Page 1 of 1
Awk/Sed/Tr Replace non alpha-numeric with hex value
Posted: Sun Oct 21, 2012 10:10 am
by OdinVex
I've got a byte string and need to search and replace all characters not in the range A-Za-z0-9 to it's hexadecimal equivalent prepended by &#x and appended with ; preferably with the hexadecimal in upper-case. I can use Awk, Sed, and Tr.
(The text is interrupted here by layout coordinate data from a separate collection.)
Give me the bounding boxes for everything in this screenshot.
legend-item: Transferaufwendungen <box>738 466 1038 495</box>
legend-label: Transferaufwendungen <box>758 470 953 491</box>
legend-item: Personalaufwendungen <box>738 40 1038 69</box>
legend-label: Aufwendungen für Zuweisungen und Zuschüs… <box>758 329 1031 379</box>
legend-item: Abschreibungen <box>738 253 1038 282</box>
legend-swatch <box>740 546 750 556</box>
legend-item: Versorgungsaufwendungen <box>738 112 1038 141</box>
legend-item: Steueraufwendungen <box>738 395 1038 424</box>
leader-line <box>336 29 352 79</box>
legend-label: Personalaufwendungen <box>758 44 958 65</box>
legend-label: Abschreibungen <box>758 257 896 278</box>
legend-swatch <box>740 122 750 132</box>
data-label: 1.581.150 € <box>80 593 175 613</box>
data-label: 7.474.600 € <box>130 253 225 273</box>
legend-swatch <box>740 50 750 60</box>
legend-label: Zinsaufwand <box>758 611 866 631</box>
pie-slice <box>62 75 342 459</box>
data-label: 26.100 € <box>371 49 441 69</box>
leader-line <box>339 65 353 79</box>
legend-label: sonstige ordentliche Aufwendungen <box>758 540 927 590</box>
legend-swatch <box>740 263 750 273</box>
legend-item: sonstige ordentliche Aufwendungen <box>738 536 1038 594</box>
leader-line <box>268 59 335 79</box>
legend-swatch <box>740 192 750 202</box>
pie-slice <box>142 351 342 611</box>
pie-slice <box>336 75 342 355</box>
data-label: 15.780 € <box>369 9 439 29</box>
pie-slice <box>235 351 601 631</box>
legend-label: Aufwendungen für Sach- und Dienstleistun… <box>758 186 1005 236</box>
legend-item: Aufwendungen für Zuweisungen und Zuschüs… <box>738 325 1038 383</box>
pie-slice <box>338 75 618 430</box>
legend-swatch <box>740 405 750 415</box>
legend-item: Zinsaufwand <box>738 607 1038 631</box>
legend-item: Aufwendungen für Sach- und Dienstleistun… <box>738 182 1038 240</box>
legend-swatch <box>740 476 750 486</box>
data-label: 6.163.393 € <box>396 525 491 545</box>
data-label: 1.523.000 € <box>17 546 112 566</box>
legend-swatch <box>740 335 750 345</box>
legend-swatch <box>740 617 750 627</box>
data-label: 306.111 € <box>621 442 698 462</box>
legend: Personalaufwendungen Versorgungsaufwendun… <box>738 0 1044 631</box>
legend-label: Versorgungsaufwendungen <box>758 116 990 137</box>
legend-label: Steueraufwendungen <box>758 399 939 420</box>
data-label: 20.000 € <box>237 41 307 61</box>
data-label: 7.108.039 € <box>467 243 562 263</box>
Any Awk/Sed/Tr vets out there? :/ Greatly appreciate it.
Re: Awk/Sed/Tr Replace non alpha-numeric with hex value
Posted: Sun Oct 21, 2012 1:06 pm
by JamesM
Can you not use perl -e ?
Re: Awk/Sed/Tr Replace non alpha-numeric with hex value
Posted: Mon Oct 22, 2012 4:26 am
by Combuster
od is the appropriate tool for converting byte data into hex strings, and a simple pattern substitution on top of that can arrange for the corresponding html encoding. This does mean that even your alphanumerics will be encoded by default which might not necessarily be a problem for starters. It's part of coreutils on linux and as such just as readily available as tr.
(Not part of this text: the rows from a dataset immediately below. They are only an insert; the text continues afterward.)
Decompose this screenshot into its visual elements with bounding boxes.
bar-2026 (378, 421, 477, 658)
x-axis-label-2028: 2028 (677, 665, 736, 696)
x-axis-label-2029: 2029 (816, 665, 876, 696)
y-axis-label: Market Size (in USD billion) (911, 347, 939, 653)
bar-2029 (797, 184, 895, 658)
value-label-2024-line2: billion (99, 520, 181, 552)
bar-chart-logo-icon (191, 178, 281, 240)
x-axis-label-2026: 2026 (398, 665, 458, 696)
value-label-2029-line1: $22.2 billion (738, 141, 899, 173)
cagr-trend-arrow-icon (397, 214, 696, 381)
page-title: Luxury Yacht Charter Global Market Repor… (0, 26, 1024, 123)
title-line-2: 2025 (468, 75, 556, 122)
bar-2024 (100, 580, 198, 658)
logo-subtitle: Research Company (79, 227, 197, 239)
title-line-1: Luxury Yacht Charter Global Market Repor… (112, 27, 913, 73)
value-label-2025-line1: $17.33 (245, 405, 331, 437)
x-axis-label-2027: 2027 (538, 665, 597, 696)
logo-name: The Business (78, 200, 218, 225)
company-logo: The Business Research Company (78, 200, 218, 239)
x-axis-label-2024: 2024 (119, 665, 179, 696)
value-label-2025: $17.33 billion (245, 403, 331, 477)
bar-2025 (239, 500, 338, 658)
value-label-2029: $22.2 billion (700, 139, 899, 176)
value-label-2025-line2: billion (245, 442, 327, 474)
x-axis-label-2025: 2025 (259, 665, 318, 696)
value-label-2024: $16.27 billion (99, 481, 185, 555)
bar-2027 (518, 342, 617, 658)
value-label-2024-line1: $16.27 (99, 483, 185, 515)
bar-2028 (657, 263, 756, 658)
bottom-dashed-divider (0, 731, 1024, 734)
The problem is that substitutions on their own can't perform other functions, and the awk manual lacks a function to convert between character ordinal and string, leaving you with the mindless expand-all-cases scenario without using that.
Of course, the task is sufficiently simple that just building a C app is quicker and more performing compared to having awk invoke a numerical conversion app for each character.